奥地にありますから、広い公園の周りには奥地にふさわしいとされる施設が散在している印象が私にはあります。例えば私がよくお世話になった病院も、その一つかもしれません。
今私には、あの病院の大きな 体育館の片隅に置かれたピアノのことが頭に浮かんでいます。
その周りで声を限りに歌われたLet It Be。
自然に集まり、ともに歌い上げた私を含めた十数人の若い患者の影。
その誰にも語ることのできない思いを必死で訴えるようなやるせない表情が頭の中から離れないのです。

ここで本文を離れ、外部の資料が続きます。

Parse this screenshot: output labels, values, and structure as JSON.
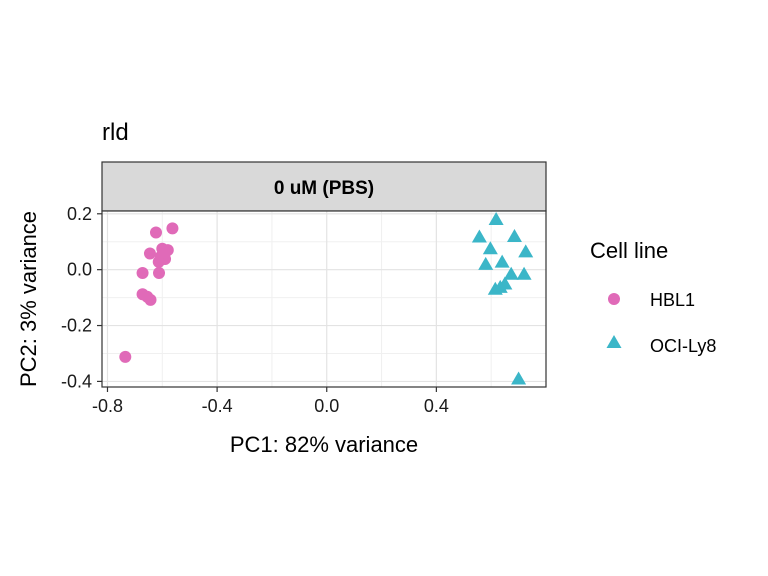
{
  "chart_data": {
    "type": "scatter",
    "title": "rld",
    "facet_label": "0 uM (PBS)",
    "xlabel": "PC1: 82% variance",
    "ylabel": "PC2: 3% variance",
    "xlim": [
      -0.82,
      0.8
    ],
    "ylim": [
      -0.42,
      0.21
    ],
    "x_ticks": [
      -0.8,
      -0.4,
      0.0,
      0.4
    ],
    "x_tick_labels": [
      "-0.8",
      "-0.4",
      "0.0",
      "0.4"
    ],
    "y_ticks": [
      0.2,
      0.0,
      -0.2,
      -0.4
    ],
    "y_tick_labels": [
      "0.2",
      "0.0",
      "-0.2",
      "-0.4"
    ],
    "grid": true,
    "legend": {
      "title": "Cell line",
      "position": "right",
      "entries": [
        "HBL1",
        "OCI-Ly8"
      ]
    },
    "series": [
      {
        "name": "HBL1",
        "marker": "circle",
        "color": "#E06AB8",
        "points": [
          [
            -0.563,
            0.148
          ],
          [
            -0.623,
            0.133
          ],
          [
            -0.6,
            0.075
          ],
          [
            -0.58,
            0.07
          ],
          [
            -0.645,
            0.058
          ],
          [
            -0.605,
            0.047
          ],
          [
            -0.59,
            0.038
          ],
          [
            -0.613,
            0.028
          ],
          [
            -0.672,
            -0.012
          ],
          [
            -0.612,
            -0.012
          ],
          [
            -0.672,
            -0.088
          ],
          [
            -0.655,
            -0.097
          ],
          [
            -0.643,
            -0.108
          ],
          [
            -0.735,
            -0.312
          ]
        ]
      },
      {
        "name": "OCI-Ly8",
        "marker": "triangle",
        "color": "#3BB6C8",
        "points": [
          [
            0.618,
            0.178
          ],
          [
            0.557,
            0.115
          ],
          [
            0.685,
            0.117
          ],
          [
            0.597,
            0.073
          ],
          [
            0.726,
            0.062
          ],
          [
            0.64,
            0.025
          ],
          [
            0.58,
            0.017
          ],
          [
            0.673,
            -0.018
          ],
          [
            0.72,
            -0.018
          ],
          [
            0.65,
            -0.053
          ],
          [
            0.633,
            -0.065
          ],
          [
            0.615,
            -0.072
          ],
          [
            0.7,
            -0.393
          ]
        ]
      }
    ]
  }
}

ピアノを叩いたのは独学でピアニストになろうとした40代の寡夫男。楽譜を読むのもうまくなかったけれど、Let It Be のジャズバージョンだけは圧倒的でした。
ピアノの音を聞いて最初に駆け寄ったのは病院から20m も出ることができなくなっていた俳優志望だった人。
鉄格子の部屋に1ヶ月近く入れられて「一体私が何をした」と叫んだ元OL。
普段 一言も喋らない人もLet It Be の歌詞は知っていました。
もう その一人一人の顔も覚えてはいませんが、普段そっぽを向いていた患者も唯一心を合わせたのが あの不思議な1回限りの Let It Beだったのでした。
長い間、窒息するような闇にいた思いの中でそこだけ輝くように息を吹き返した瞬間でした。
Let It Be。。あるがままに。
社会からは受け入れ難くなってしまった患者たちですが、それでもなお自分を生きたい思いは捨てられないのです。
なんか このところずーっと 思い出していて頭から離れがたいので書いてみました。